The idea here is that for short-recurrence Krylov solvers they must retain orthogonality with all the previous iterates (previous residuals in the case of conjugate-residual) and it is well-known that these rapidly lose orthogonality unless the entire residual history is actually stored in memory and reorthogonalized periodically in its entirety. My initial thought was that deferred rounding could mitigate this but what I found rather was not much improved retention of orthogonality properties, but still faster convergence. I suspect that some kind of quasi-orthogonality is being retained here leading to improved convergence behavior but I need to look into this further.

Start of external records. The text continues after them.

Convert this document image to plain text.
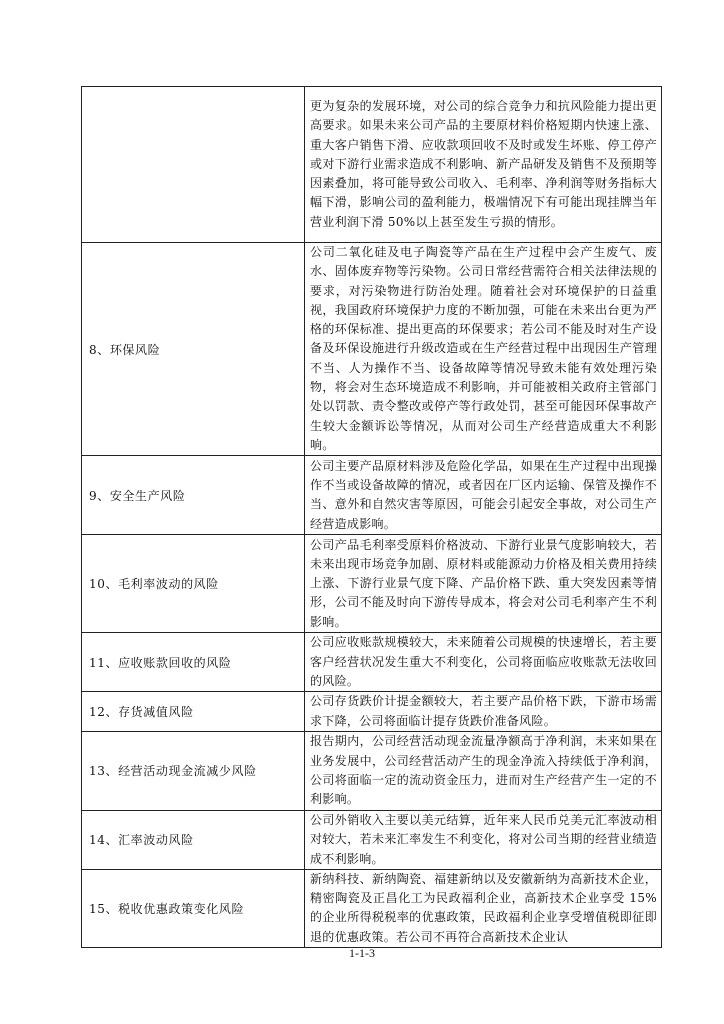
	更为复杂的发展环境，对公司的综合竞争力和抗风险能力提出更高要求。如果未来公司产品的主要原材料价格短期内快速上涨、重大客户销售下滑、应收款项回收不及时或发生坏账、停工停产或对下游行业需求造成不利影响、新产品研发及销售不及预期等因素叠加，将可能导致公司收入、毛利率、净利润等财务指标大幅下滑，影响公司的盈利能力，极端情况下有可能出现挂牌当年营业利润下滑 50%以上甚至发生亏损的情形。
8、环保风险	公司二氧化硅及电子陶瓷等产品在生产过程中会产生废气、废水、固体废弃物等污染物。公司日常经营需符合相关法律法规的要求，对污染物进行防治处理。随着社会对环境保护的日益重视，我国政府环境保护力度的不断加强，可能在未来出台更为严格的环保标准、提出更高的环保要求；若公司不能及时对生产设备及环保设施进行升级改造或在生产经营过程中出现因生产管理不当、人为操作不当、设备故障等情况导致未能有效处理污染物，将会对生态环境造成不利影响，并可能被相关政府主管部门处以罚款、责令整改或停产等行政处罚，甚至可能因环保事故产生较大金额诉讼等情况，从而对公司生产经营造成重大不利影响。
9、安全生产风险	公司主要产品原材料涉及危险化学品，如果在生产过程中出现操作不当或设备故障的情况，或者因在厂区内运输、保管及操作不当、意外和自然灾害等原因，可能会引起安全事故，对公司生产经营造成影响。
10、毛利率波动的风险	公司产品毛利率受原料价格波动、下游行业景气度影响较大，若未来出现市场竞争加剧、原材料或能源动力价格及相关费用持续上涨、下游行业景气度下降、产品价格下跌、重大突发因素等情形，公司不能及时向下游传导成本，将会对公司毛利率产生不利影响。
11、应收账款回收的风险	公司应收账款规模较大，未来随着公司规模的快速增长，若主要客户经营状况发生重大不利变化，公司将面临应收账款无法收回的风险。
12、存货减值风险	公司存货跌价计提金额较大，若主要产品价格下跌，下游市场需求下降，公司将面临计提存货跌价准备风险。
13、经营活动现金流减少风险	报告期内，公司经营活动现金流量净额高于净利润，未来如果在业务发展中，公司经营活动产生的现金净流入持续低于净利润，公司将面临一定的流动资金压力，进而对生产经营产生一定的不利影响。
14、汇率波动风险	公司外销收入主要以美元结算，近年来人民币兑美元汇率波动相对较大，若未来汇率发生不利变化，将对公司当期的经营业绩造成不利影响。
15、税收优惠政策变化风险	新纳科技、新纳陶瓷、福建新纳以及安徽新纳为高新技术企业，精密陶瓷及正昌化工为民政福利企业，高新技术企业享受 15%的企业所得税税率的优惠政策，民政福利企业享受增值税即征即退的优惠政策。若公司不再符合高新技术企业认
1-1-3
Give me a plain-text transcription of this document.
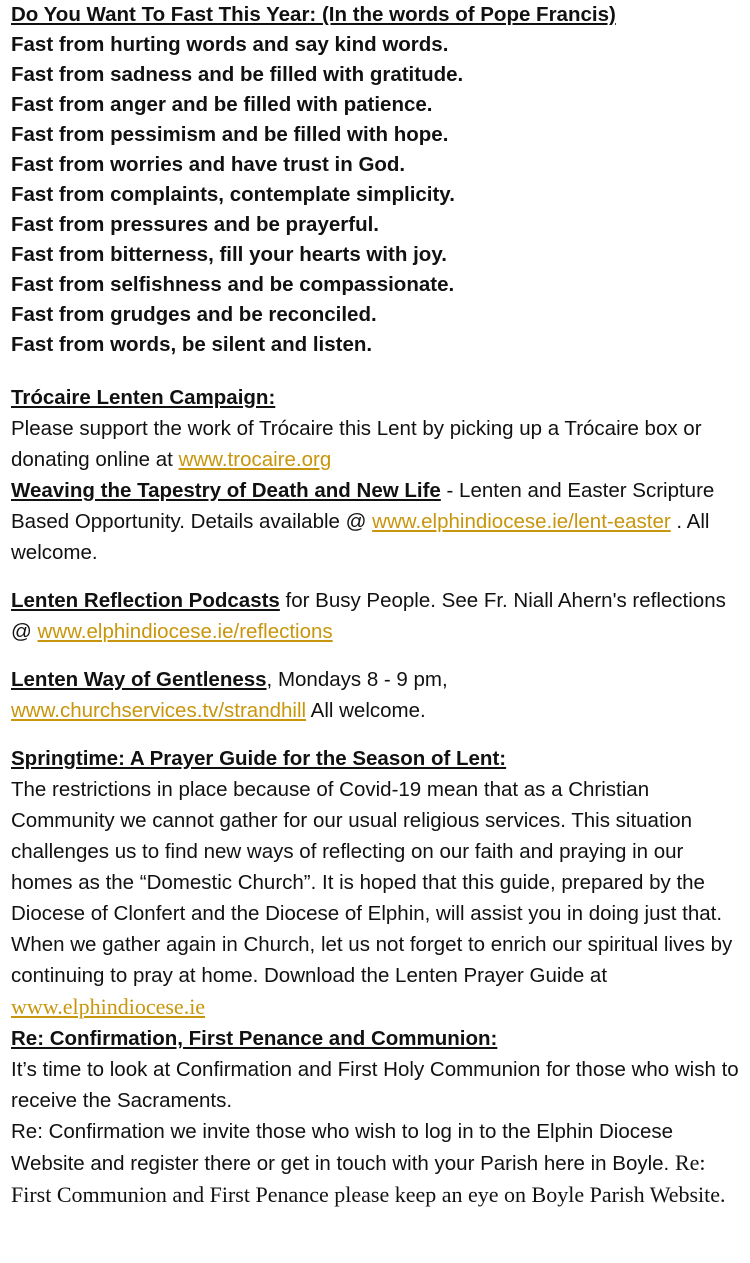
Do You Want To Fast This Year: (In the words of Pope Francis)
Fast from hurting words and say kind words.
Fast from sadness and be filled with gratitude.
Fast from anger and be filled with patience.
Fast from pessimism and be filled with hope.
Fast from worries and have trust in God.
Fast from complaints, contemplate simplicity.
Fast from pressures and be prayerful.
Fast from bitterness, fill your hearts with joy.
Fast from selfishness and be compassionate.
Fast from grudges and be reconciled.
Fast from words, be silent and listen.
Trócaire Lenten Campaign:
Please support the work of Trócaire this Lent by picking up a Trócaire box or donating online at www.trocaire.org

Weaving the Tapestry of Death and New Life - Lenten and Easter Scripture Based Opportunity. Details available @ www.elphindiocese.ie/lent-easter . All welcome.

Lenten Reflection Podcasts for Busy People. See Fr. Niall Ahern's reflections @ www.elphindiocese.ie/reflections

Lenten Way of Gentleness, Mondays 8 - 9 pm,
www.churchservices.tv/strandhill All welcome.

Springtime: A Prayer Guide for the Season of Lent:
The restrictions in place because of Covid-19 mean that as a Christian Community we cannot gather for our usual religious services. This situation challenges us to find new ways of reflecting on our faith and praying in our homes as the “Domestic Church”. It is hoped that this guide, prepared by the Diocese of Clonfert and the Diocese of Elphin, will assist you in doing just that. When we gather again in Church, let us not forget to enrich our spiritual lives by continuing to pray at home. Download the Lenten Prayer Guide at www.elphindiocese.ie
Re: Confirmation, First Penance and Communion:
It’s time to look at Confirmation and First Holy Communion for those who wish to receive the Sacraments.
Re: Confirmation we invite those who wish to log in to the Elphin Diocese Website and register there or get in touch with your Parish here in Boyle. Re: First Communion and First Penance please keep an eye on Boyle Parish Website.
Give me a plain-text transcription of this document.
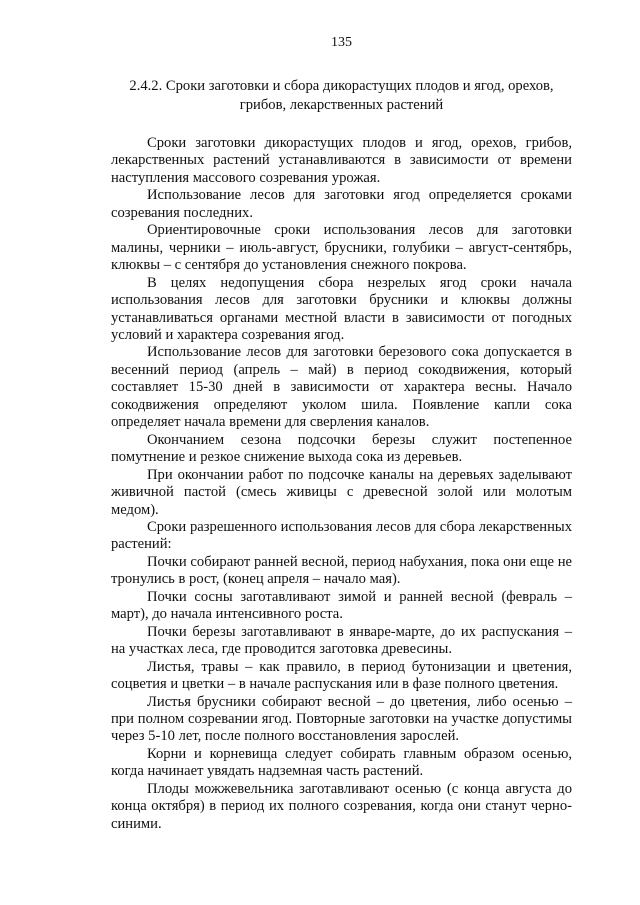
135
2.4.2. Сроки заготовки и сбора дикорастущих плодов и ягод, орехов,
грибов, лекарственных растений

Сроки заготовки дикорастущих плодов и ягод, орехов, грибов, лекарственных растений устанавливаются в зависимости от времени наступления массового созревания урожая.

Использование лесов для заготовки ягод определяется сроками созревания последних.

Ориентировочные сроки использования лесов для заготовки малины, черники – июль-август, брусники, голубики – август-сентябрь, клюквы – с сентября до установления снежного покрова.

В целях недопущения сбора незрелых ягод сроки начала использования лесов для заготовки брусники и клюквы должны устанавливаться органами местной власти в зависимости от погодных условий и характера созревания ягод.

Использование лесов для заготовки березового сока допускается в весенний период (апрель – май) в период сокодвижения, который составляет 15-30 дней в зависимости от характера весны. Начало сокодвижения определяют уколом шила. Появление капли сока определяет начала времени для сверления каналов.

Окончанием сезона подсочки березы служит постепенное помутнение и резкое снижение выхода сока из деревьев.

При окончании работ по подсочке каналы на деревьях заделывают живичной пастой (смесь живицы с древесной золой или молотым медом).

Сроки разрешенного использования лесов для сбора лекарственных растений:

Почки собирают ранней весной, период набухания, пока они еще не тронулись в рост, (конец апреля – начало мая).

Почки сосны заготавливают зимой и ранней весной (февраль – март), до начала интенсивного роста.

Почки березы заготавливают в январе-марте, до их распускания – на участках леса, где проводится заготовка древесины.

Листья, травы – как правило, в период бутонизации и цветения, соцветия и цветки – в начале распускания или в фазе полного цветения.

Листья брусники собирают весной – до цветения, либо осенью – при полном созревании ягод. Повторные заготовки на участке допустимы через 5-10 лет, после полного восстановления зарослей.

Корни и корневища следует собирать главным образом осенью, когда начинает увядать надземная часть растений.

Плоды можжевельника заготавливают осенью (с конца августа до конца октября) в период их полного созревания, когда они станут черно-синими.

Another possibility is that our window of orthogonality is simply just larger where uncompensated may have good orthogonality with the last say 20 vectors and compensated with the last 100 or more.

reidatcheson@pop-os:~/clones/CompensatedBLAS/build/examples$ ./conjugate_residual_solver --grid=128 --max-iter=3500 --log-interval=500 --compensation-terms=2
Conjugate Residual solver on 128x128 grid (16384 unknowns)
max iterations=3500 tolerance=1e-10 log interval=500
[plain] iterations=3500 final_residual=0.221156
    orthogonality to r0:
      iter=     0 residual=       707.349 
      iter=   500 residual=         49.17 
      iter=  1000 residual=         12.27 
      iter=  1500 residual=       4.60787 
      iter=  2000 residual=      0.296416 
      iter=  2500 residual=      0.122486 
      iter=  3000 residual=     0.0439887 
      iter=  3499 residual=      0.221156 

[compensated] iterations=3500 final_residual=9.88736e-05
    orthogonality to r0:
      iter=     0 residual=       707.349 
      iter=   500 residual=       55.1866 
      iter=  1000 residual=       35.7823 
      iter=  1500 residual=        2.7677 
      iter=  2000 residual=     0.0822101 
      iter=  2500 residual=     0.0137711 
      iter=  3000 residual=    0.00186914 
      iter=  3499 residual=   9.88736e-05 

Here is the same set of residuals but sampled every 10 iterations, on a plot.

Conclusion

CompensatedBLAS is still an experimental project both on the software engineering side and on the numerical and mathemtaical side, but some of the results are already promising that there is some potential benefit to having this capability. The real question is whether it can be done in a way that the performance tradeoff does not kill any utility. I think the answer to this is ultimately yes, but designing good compensated BLAS microkernels would be highly nontrivial compared to the task of simply implementing naive BLAS as I have done here.